Itsandra Djumwa-shongo et Washili ont officiellement lancé leurs polices municipales. Une volonté nationale de renforcer la sécurité de proximité, la décentralisation et la cohésion sociale dans les communes.
Les communes d’Itsandra Djumwa-shongo et de Washili ont mis en place officiellement leurs polices municipales. À Samba-Kuni, la cérémonie consacrant ce dispositif de sécurité communale s’est tenue le vendredi 23 janvier dernier. En présence de plusieurs des autorités, le directeur de cabinet du ministre de l’Intérieur, Mohamed Abderemane Boina Foumou (Mab Elhad), a prononcé le discours au nom de son ministre Mohamed Ahmed Assoumani. Il a déclaré que «la mise en place de la police municipale d’Itsandra Djumwa-shongo n’est pas un acte isolé», mais «l’expression d’une politique publique fondée sur la décentralisation, la prévention et la proximité avec les citoyens». Placée sous l’autorité du maire, cette police est appelée à assurer le bon ordre, la sûreté, la salubrité et la tranquillité publique, tout en privilégiant le dialogue, la médiation et la cohésion sociale. Le message ministériel a également rappelé la nécessité de faire de la police municipale «un acteur de prévention et de régulation sociale, complémentaire de la police nationale et de la gendarmerie, et non une force concurrente». S’appuyant sur les expériences des autres communes, le ministère de l’Intérieur a annoncé l’engagement d’un processus de structuration et d’harmonisation des polices municipales.
Une démarche poursuivie à Washili
La création d’un comité de concertation permanent entre le cabinet du ministre et l’Association des polices municipales traduit cette volonté d’encadrement, de professionnalisation et de coordination durable.

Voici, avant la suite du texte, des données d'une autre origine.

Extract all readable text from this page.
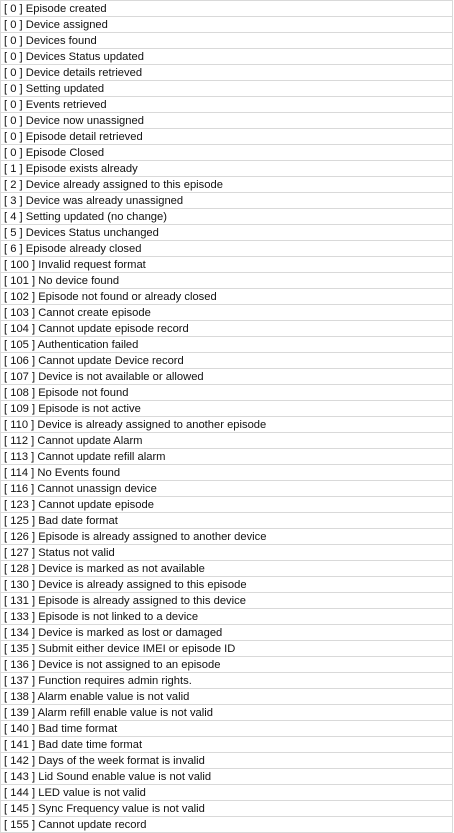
[ 0 ] Episode created
[ 0 ] Device assigned
[ 0 ] Devices found
[ 0 ] Devices Status updated
[ 0 ] Device details retrieved
[ 0 ] Setting updated
[ 0 ] Events retrieved
[ 0 ] Device now unassigned
[ 0 ] Episode detail retrieved
[ 0 ] Episode Closed
[ 1 ] Episode exists already
[ 2 ] Device already assigned to this episode
[ 3 ] Device was already unassigned
[ 4 ] Setting updated (no change)
[ 5 ] Devices Status unchanged
[ 6 ] Episode already closed
[ 100 ] Invalid request format
[ 101 ] No device found
[ 102 ] Episode not found or already closed
[ 103 ] Cannot create episode
[ 104 ] Cannot update episode record
[ 105 ] Authentication failed
[ 106 ] Cannot update Device record
[ 107 ] Device is not available or allowed
[ 108 ] Episode not found
[ 109 ] Episode is not active
[ 110 ] Device is already assigned to another episode
[ 112 ] Cannot update Alarm
[ 113 ] Cannot update refill alarm
[ 114 ] No Events found
[ 116 ] Cannot unassign device
[ 123 ] Cannot update episode
[ 125 ] Bad date format
[ 126 ] Episode is already assigned to another device
[ 127 ] Status not valid
[ 128 ] Device is marked as not available
[ 130 ] Device is already assigned to this episode
[ 131 ] Episode is already assigned to this device
[ 133 ] Episode is not linked to a device
[ 134 ] Device is marked as lost or damaged
[ 135 ] Submit either device IMEI or episode ID
[ 136 ] Device is not assigned to an episode
[ 137 ] Function requires admin rights.
[ 138 ] Alarm enable value is not valid
[ 139 ] Alarm refill enable value is not valid
[ 140 ] Bad time format
[ 141 ] Bad date time format
[ 142 ] Days of the week format is invalid
[ 143 ] Lid Sound enable value is not valid
[ 144 ] LED value is not valid
[ 145 ] Sync Frequency value is not valid
[ 155 ] Cannot update record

Ce cadre vise notamment l’organisation et le fonctionnement des polices communales, la prévention des abus, la clarification des compétences entre forces de sécurité, ainsi que la coordination entre l’État, les gouvernorats et les mairies, avec l’appui de partenaires techniques.
Le dimanche 25 janvier, un événement similaire s’est tenu dans le Washili, avec la mise en fonction officielle des polices municipales des communes de Washili ya djuu et Washili ya mbwani, accompagnée de la remise d’attestations aux agents formés par l’Union des polices municipales. La cérémonie a réuni le gouverneur de Ngazidja Ibrahim Mze Mohamed, le conseiller diplomatique du chef de l’État Djaé Ahamada Chanfi, le chef du protocole présidentiel Charif Maoulana, le député Chatoi Abdou Mohamed, ainsi que des autorités locales. Le maire de Washili ya djuu, Said Ankil, a remercié l’assistance et salué l’implication du lieutenant Youssouf Moissi, chargé des formations pour la gendarmerie, et du commissaire central de la police nationale, Abylyassry Aboulayth.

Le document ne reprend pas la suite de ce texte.